One thing is your idea that if everyone had universal health care they can just see a second doctor and get everything they want. I doubt that will be the case here because the costs of medicine are too high. The government will be unable to afford the exorbitant costs levied on Americans by pharmeceutical companies and the result will be scaling back benefits or worse care. They then cut pay for doctors back more, and doctors start making less and less. Yes, doctors get paid a lot now, but the rising costs of malpractice insurance and malpractice lawsuits means they start losing money.

I think inherently we need to remember two things:

a) Drugs/procedures are MORE COSTLY in the U.S. Drug companies charge more money domestically than in foreign places; that's why there's the whole uproar about importing drugs from Canada.

b) Malpractice costs in the U.S. are absurd.

Combined = Different culture; different problems. I'm not sure if universal health care can be as successful because of the different strains it puts on doctors.


I'll admit: Universal Health Care is great! I'm all for it! But we need to have a RADICAL change in the U.S. Health Care system FIRST. Otherwise I feel UHC will only compound the problems and make things worse.

Leyan said...

I've read in a few places that one factor contributing to the higher infant mortality rate in the US is that neonatalogists here tend to try to save more of the sickest and most premature newborns rather than letting them die soon after birth and recording the death as a stillbirth (as apparently is done elsewhere). That way, according to this theory, babies who die very early in life despite the measures taken to save them count towards the infant mortality rate, whereas elsewhere they don't.

Has anyone else encountered this hypothesis?
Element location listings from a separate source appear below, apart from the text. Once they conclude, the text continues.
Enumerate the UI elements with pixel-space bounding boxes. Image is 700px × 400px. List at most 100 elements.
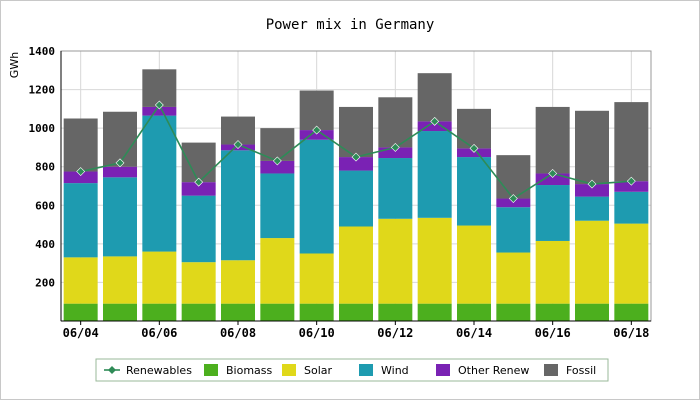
bar-wind	[299, 139, 334, 254]
bar-solar	[496, 252, 531, 304]
legend-label: Fossil	[566, 364, 596, 377]
bar-biomass	[457, 303, 491, 321]
x-tick-label: 06/08	[220, 326, 256, 340]
bar-biomass	[378, 303, 413, 321]
bar-other-renew	[575, 184, 609, 197]
renewables-point	[469, 143, 479, 153]
axes-layer: 200 400 600 800 1000 1200 1400 06/04 06/06 06/08 0…	[29, 45, 652, 340]
bar-biomass	[142, 303, 177, 321]
x-tick-label: 06/16	[535, 326, 571, 340]
legend-entry-other-renew: Other Renew	[436, 364, 529, 377]
legend-label: Wind	[381, 364, 409, 377]
x-tick-label: 06/14	[456, 326, 492, 340]
bar-other-renew	[103, 166, 137, 178]
legend-color-swatch	[282, 364, 296, 376]
bar-fossil	[457, 108, 491, 149]
x-tick-label: 06/12	[377, 326, 413, 340]
renewables-point	[587, 179, 597, 189]
x-tick-label: 06/06	[141, 326, 177, 340]
chart-title: Power mix in Germany	[266, 17, 435, 33]
renewables-point	[115, 158, 125, 168]
bar-biomass	[221, 303, 255, 321]
bar-solar	[614, 223, 649, 304]
renewables-point	[430, 116, 440, 126]
bar-biomass	[496, 303, 531, 321]
renewables-point	[272, 156, 282, 166]
line-layer	[76, 100, 636, 203]
y-tick-label: 1400	[29, 45, 56, 58]
legend-label: Biomass	[226, 364, 273, 377]
renewables-point	[312, 125, 322, 135]
bar-wind	[614, 191, 649, 224]
bar-solar	[260, 238, 295, 304]
legend: Renewables Biomass Solar Wind Other Renew Fos…	[95, 358, 609, 382]
bar-other-renew	[142, 106, 177, 116]
bar-fossil	[535, 106, 570, 174]
bar-solar	[181, 262, 216, 304]
bar-other-renew	[614, 181, 649, 192]
bar-fossil	[417, 73, 452, 122]
bar-solar	[63, 257, 98, 304]
bar-biomass	[535, 303, 570, 321]
bar-solar	[339, 226, 373, 304]
renewables-point	[76, 167, 86, 176]
bar-solar	[378, 218, 413, 304]
bar-fossil	[103, 111, 137, 167]
x-tick-label: 06/18	[613, 326, 649, 340]
bar-biomass	[260, 303, 295, 321]
renewables-point	[390, 143, 400, 152]
bar-wind	[417, 131, 452, 218]
renewables-point	[233, 140, 243, 149]
renewables-point	[548, 169, 558, 178]
renewables-point	[194, 177, 204, 187]
bar-other-renew	[181, 182, 216, 196]
y-tick-label: 1200	[29, 84, 56, 97]
bar-other-renew	[299, 130, 334, 140]
x-tick-label: 06/04	[63, 326, 99, 340]
bar-other-renew	[63, 171, 98, 184]
bar-biomass	[103, 303, 137, 321]
y-tick-label: 400	[35, 238, 55, 251]
bar-other-renew	[260, 160, 295, 174]
bar-fossil	[614, 102, 649, 182]
bar-biomass	[417, 303, 452, 321]
bar-wind	[535, 185, 570, 241]
bar-fossil	[496, 155, 531, 199]
bar-other-renew	[417, 121, 452, 132]
bar-wind	[339, 170, 373, 227]
y-tick-label: 1000	[29, 122, 56, 135]
bar-wind	[103, 177, 137, 257]
legend-entry-renewables: Renewables	[104, 364, 192, 377]
bar-other-renew	[378, 147, 413, 159]
legend-color-swatch	[359, 364, 373, 376]
bar-fossil	[63, 118, 98, 172]
y-axis-label: GWh	[8, 52, 21, 78]
bars-layer	[63, 69, 649, 321]
legend-entry-solar: Solar	[282, 364, 333, 377]
renewables-point	[508, 194, 518, 203]
bar-fossil	[181, 142, 216, 183]
renewables-point	[154, 100, 164, 110]
renewables-point	[626, 176, 636, 186]
legend-label: Other Renew	[458, 364, 529, 377]
bar-solar	[535, 240, 570, 304]
bar-fossil	[299, 90, 334, 131]
bar-solar	[221, 260, 255, 304]
y-tick-label: 200	[35, 276, 55, 289]
bar-biomass	[339, 303, 373, 321]
bar-solar	[142, 251, 177, 304]
bar-wind	[575, 196, 609, 221]
legend-label: Solar	[304, 364, 333, 377]
bar-biomass	[299, 303, 334, 321]
bar-fossil	[575, 110, 609, 185]
bar-solar	[457, 225, 491, 304]
bar-solar	[103, 256, 137, 304]
legend-entry-fossil: Fossil	[544, 364, 596, 377]
bar-wind	[142, 115, 177, 252]
bar-biomass	[181, 303, 216, 321]
bar-wind	[63, 183, 98, 258]
legend-entry-wind: Wind	[359, 364, 409, 377]
bar-other-renew	[339, 157, 373, 171]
Also, on the pre-pregnant issue... folic acid is in a class of its own, I think, since it's needed so early in pregnancy (often before the woman knows that she's pregnant) and folic acid deficiency can cause some very severe problems. That's why March of Dimes advises women to take folic acid even before they start *planning* to become pregnant, since not all unplanned pregnancies are unwanted.

icarus said...

Regarding folic acid and why I don't need to take it:

Some of us sleep with people who couldn't get us pregnant. Apparently, federal guidelines don't care. Also, sometimes people who become accidentally pregnant might choose to have an abortion, another women's right that our government wants take away. Just sayin.

Leyan said...

Icarus, you're right, and I should have been clearer about to whom these guidelines should be applicable. (They are not applicable to me, either, for different reasons.) But I still think it's a good idea to advise women who could become pregnant to take folic acid early, since a lot of women who become pregnant unexpectedly do decide to carry to term (60%, according to one pro-choice source). That's a couple million kids a year who are vulnerable to serious disability without preventional folic acid.